My son asked my 7yo how she would survive a bear attack and she replied she would try to be his friend, thus making her the most adorable of my children but also the least likely to survive an encounter with an actual bear.
I find it very upsetting that dragon fruit has such a cool name, looks so exotic, and then tastes like a diabolical farmer crossed a kiwi with a potato.
Daughter singing: In your hand… In your hand.
Me: Zombie? It’s in your HEAD.
D: No! The car keys you’ve been looking for the last 10 mins.
Husband: *begs me to watch Lord of the Rings for the past 10 years.
*finally watches it*
Me: Why didn’t you recommend it sooner?
I once put a cigarette out on someone’s arm for telling me that we didn’t evolve from giant centipedes. I graduated college, I know things.

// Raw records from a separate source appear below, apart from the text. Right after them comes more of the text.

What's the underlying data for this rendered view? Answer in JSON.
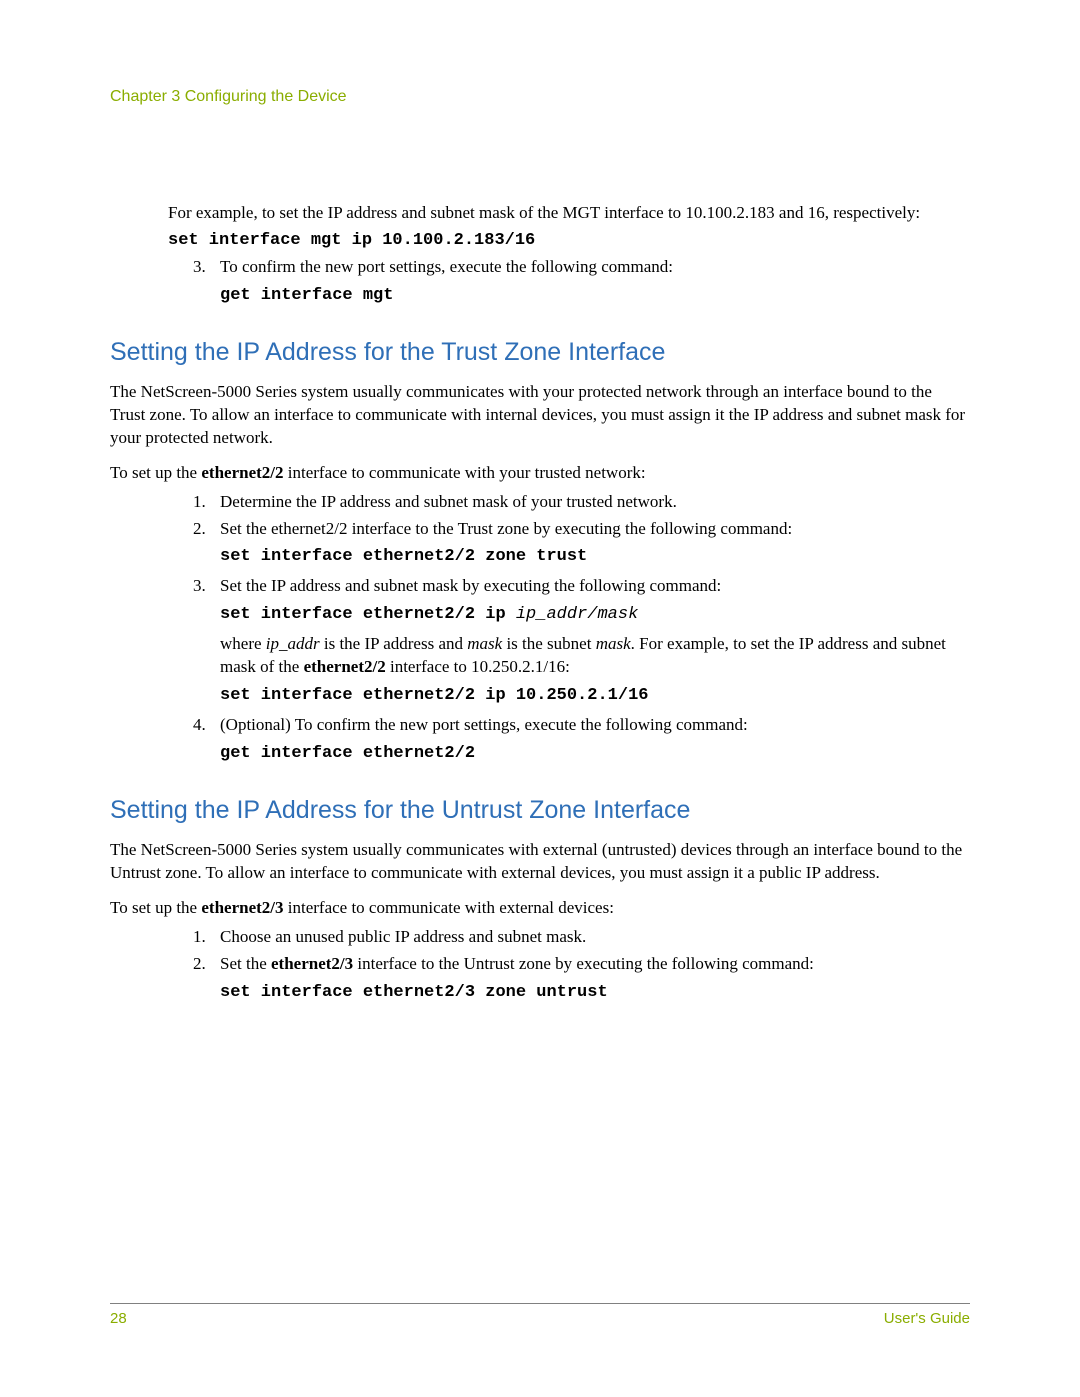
{
  "header": "Chapter 3 Configuring the Device",
  "intro_para": "For example, to set the IP address and subnet mask of the MGT interface to 10.100.2.183 and 16, respectively:",
  "intro_cmd": "set interface mgt ip 10.100.2.183/16",
  "step3_text": "To confirm the new port settings, execute the following command:",
  "step3_cmd": "get interface mgt",
  "trust": {
    "heading": "Setting the IP Address for the Trust Zone Interface",
    "para": "The NetScreen-5000 Series system usually communicates with your protected network through an interface bound to the Trust zone. To allow an interface to communicate with internal devices, you must assign it the IP address and subnet mask for your protected network.",
    "setup_pre": "To set up the ",
    "setup_bold": "ethernet2/2",
    "setup_post": " interface to communicate with your trusted network:",
    "s1": "Determine the IP address and subnet mask of your trusted network.",
    "s2": "Set the ethernet2/2 interface to the Trust zone by executing the following command:",
    "s2_cmd": "set interface ethernet2/2 zone trust",
    "s3": "Set the IP address and subnet mask by executing the following command:",
    "s3_cmd_pre": "set interface ethernet2/2 ip ",
    "s3_cmd_ital": "ip_addr/mask",
    "s3_expl_1": "where ",
    "s3_expl_ip": "ip_addr",
    "s3_expl_2": " is the IP address and ",
    "s3_expl_mask": "mask",
    "s3_expl_3": " is the subnet ",
    "s3_expl_mask2": "mask",
    "s3_expl_4": ". For example, to set the IP address and subnet mask of the ",
    "s3_expl_eth": "ethernet2/2",
    "s3_expl_5": " interface to 10.250.2.1/16:",
    "s3_cmd2": "set interface ethernet2/2 ip 10.250.2.1/16",
    "s4": "(Optional) To confirm the new port settings, execute the following command:",
    "s4_cmd": "get interface ethernet2/2"
  },
  "untrust": {
    "heading": "Setting the IP Address for the Untrust Zone Interface",
    "para": "The NetScreen-5000 Series system usually communicates with external (untrusted) devices through an interface bound to the Untrust zone. To allow an interface to communicate with external devices, you must assign it a public IP address.",
    "setup_pre": "To set up the ",
    "setup_bold": "ethernet2/3",
    "setup_post": " interface to communicate with external devices:",
    "s1": "Choose an unused public IP address and subnet mask.",
    "s2_pre": "Set the ",
    "s2_bold": "ethernet2/3",
    "s2_post": " interface to the Untrust zone by executing the following command:",
    "s2_cmd": "set interface ethernet2/3 zone untrust"
  },
  "footer": {
    "page": "28",
    "doc": "User's Guide"
  },
  "colors": {
    "accent_green": "#8aad00",
    "heading_blue": "#2f6fb7",
    "text": "#000000",
    "rule": "#808080",
    "background": "#ffffff"
  },
  "typography": {
    "body_family": "Georgia serif",
    "heading_family": "Arial sans-serif",
    "mono_family": "Courier New",
    "body_size_pt": 13,
    "heading_size_pt": 19,
    "header_size_pt": 12,
    "footer_size_pt": 11
  }
}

Guys, I’ve never watched Succession or Ted Lasso. It’s like I’m some uncontacted tribe in the middle of nowhere
I hope google does well on my son’s test
2020: omg we’re entering hell
2021: ok so how do we make hell cozy
My funeral instructions to my family were to have me cremated, and I told my best friends under no circumstances should I be cremated.
No matter how bad things get I remind myself I could be trapped in a pyramid scheme convinced I’m a business owner.
I hired a pizza chef as my new golf coach. One way or another the dude is gonna fix my slice.
sometimes killer whales hunt moose, and if that doesn’t scare and confuse you, it probably should
Thanks, Google, probably could have managed those last two letters myself
Me on a dinner date: be cool, be cool, be cool…..
*dips cookie in barbecue sauce
One day ISIS is going to screw up and accidentally hit ‘add your location’ to a tweet.
No officer, Vodka and I were hanging out and this car decided to join us.